In recent years, we have observed a dramatic growth of data generation in edge-based machine learning applications. Motivated by the need of solving machine learning problem over distributed datasets, we would like to reduce the size of datasets as well as minimizing the machine learning performance degradation. Suppose we are given a dataset P, it could be represented by a data cube with three dimensions: cardinality n, number of features d and number of precision bits b. In this dissertation, we will explore different data reduction techniques to reduce these three dimensions and make three steps toward reducing the total size of the dataset.
In our first step, we consider using coreset to reduce the cardinality of the collected dataset. Coreset is a small weighted dataset, functioning as a proxy of the original dataset. However, existing coreset construction algorithms are each tailor-made for a specific machine learning problem. That is, we are required to construct different coresets to support different machine learning models. In our first step, we resolve this dilemma by developing robust coreset construction algorithms based on k-clustering algorithms. Our solution is proved to give a guaranteed approximation for a broad range of machine learning problems with sufficiently continuous cost functions.
In our second step, we propose the first framework to incorporate quantization techniques into the process of coreset construction. Specifically, we theoretically analyze the ML error caused by a combination of coreset construction techniques and quantization techniques. Based on that, we formulate an optimization problem to minimize the ML error under a fixed budget of communication cost. To improve the scalability for large datasets, we identify two proxies of the original objective function, for which efficient algorithms are developed. For the case of data on multiple nodes, we further design a novel algorithm to allocate the communication budgets to different nodes while minimizing the overall ML error.

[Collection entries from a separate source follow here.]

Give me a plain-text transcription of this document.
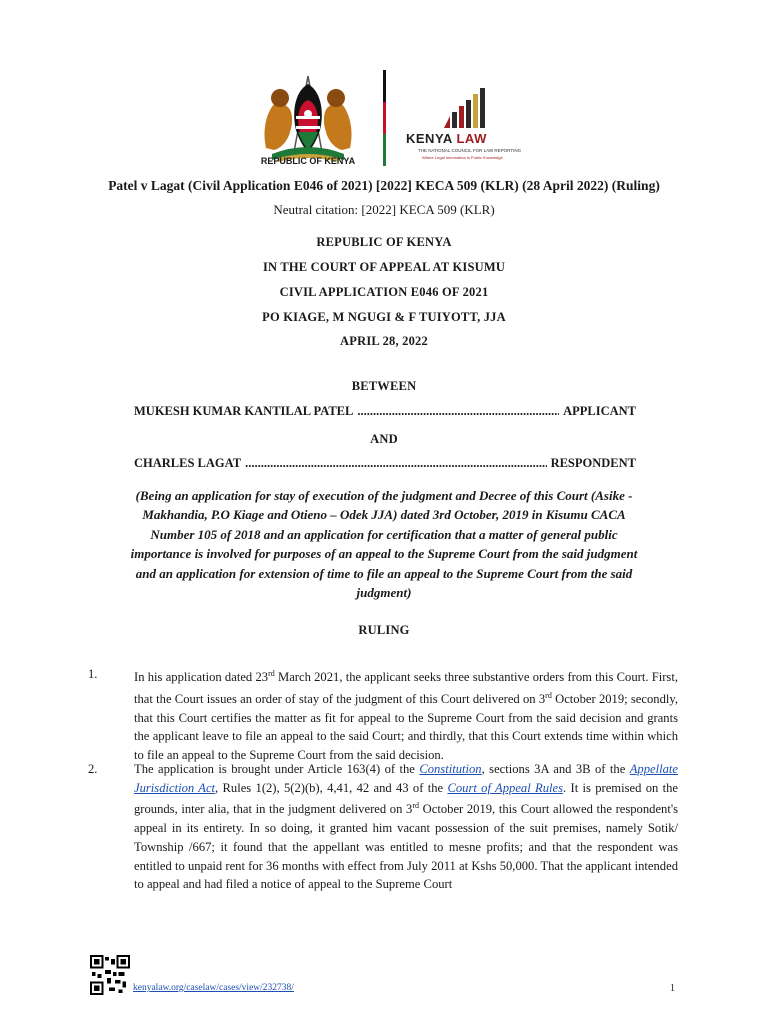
REPUBLIC OF KENYA
KENYA LAW
THE NATIONAL COUNCIL FOR LAW REPORTING
Where Legal Information is Public Knowledge
Patel v Lagat (Civil Application E046 of 2021) [2022] KECA 509 (KLR) (28 April 2022) (Ruling)
Neutral citation: [2022] KECA 509 (KLR)
REPUBLIC OF KENYA
IN THE COURT OF APPEAL AT KISUMU
CIVIL APPLICATION E046 OF 2021
PO KIAGE, M NGUGI & F TUIYOTT, JJA
APRIL 28, 2022
BETWEEN
MUKESH KUMAR KANTILAL PATEL .....	APPLICANT
AND
CHARLES LAGAT .....	RESPONDENT
(Being an application for stay of execution of the judgment and Decree of this Court (Asike -Makhandia, P.O Kiage and Otieno – Odek JJA) dated 3rd October, 2019 in Kisumu CACA Number 105 of 2018 and an application for certification that a matter of general public importance is involved for purposes of an appeal to the Supreme Court from the said judgment and an application for extension of time to file an appeal to the Supreme Court from the said judgment)
RULING
1.	In his application dated 23rd March 2021, the applicant seeks three substantive orders from this Court. First, that the Court issues an order of stay of the judgment of this Court delivered on 3rd October 2019; secondly, that this Court certifies the matter as fit for appeal to the Supreme Court from the said decision and grants the applicant leave to file an appeal to the said Court; and thirdly, that this Court extends time within which to file an appeal to the Supreme Court from the said decision.
2.	The application is brought under Article 163(4) of the Constitution, sections 3A and 3B of the Appellate Jurisdiction Act, Rules 1(2), 5(2)(b), 4,41, 42 and 43 of the Court of Appeal Rules. It is premised on the grounds, inter alia, that in the judgment delivered on 3rd October 2019, this Court allowed the respondent's appeal in its entirety. In so doing, it granted him vacant possession of the suit premises, namely Sotik/ Township /667; it found that the appellant was entitled to mesne profits; and that the respondent was entitled to unpaid rent for 36 months with effect from July 2011 at Kshs 50,000. That the applicant intended to appeal and had filed a notice of appeal to the Supreme Court
kenyalaw.org/caselaw/cases/view/232738/	1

As our third step, we consider the problem of solving edge-based k-means on a large dataset in high dimensional space. In this application scenario, data sources offload machine learning computation to nearby edge servers under limited communication budget and computation power. To solve this problem, we propose to construct small data summaries with fewer data samples (by techniques for Cardinality Reduction (CR)), fewer features (by techniques for Dimensionality Reduction (DR)) and fewer precision bits (by techniques for Quantization (QT)). By analyzing the complexity, the communication cost, and the approximation error of k-means algorithms based on state-of-the-art data reduction methods, we show that: (i) it is possible to achieve a near-optimal approximation at a near-linear complexity and a constant communication cost, (ii) the order of applying DR and CR leads to a tradeoff between the complexity and the communication cost, (iii) combining DR/CR methods with a properly selected quantizer can further reduce the communication cost without compromising the other performance metrics.
At last, in each step, the effectiveness of our analysis is verified through extensive experiments on multiple real datasets and different machine learning problems.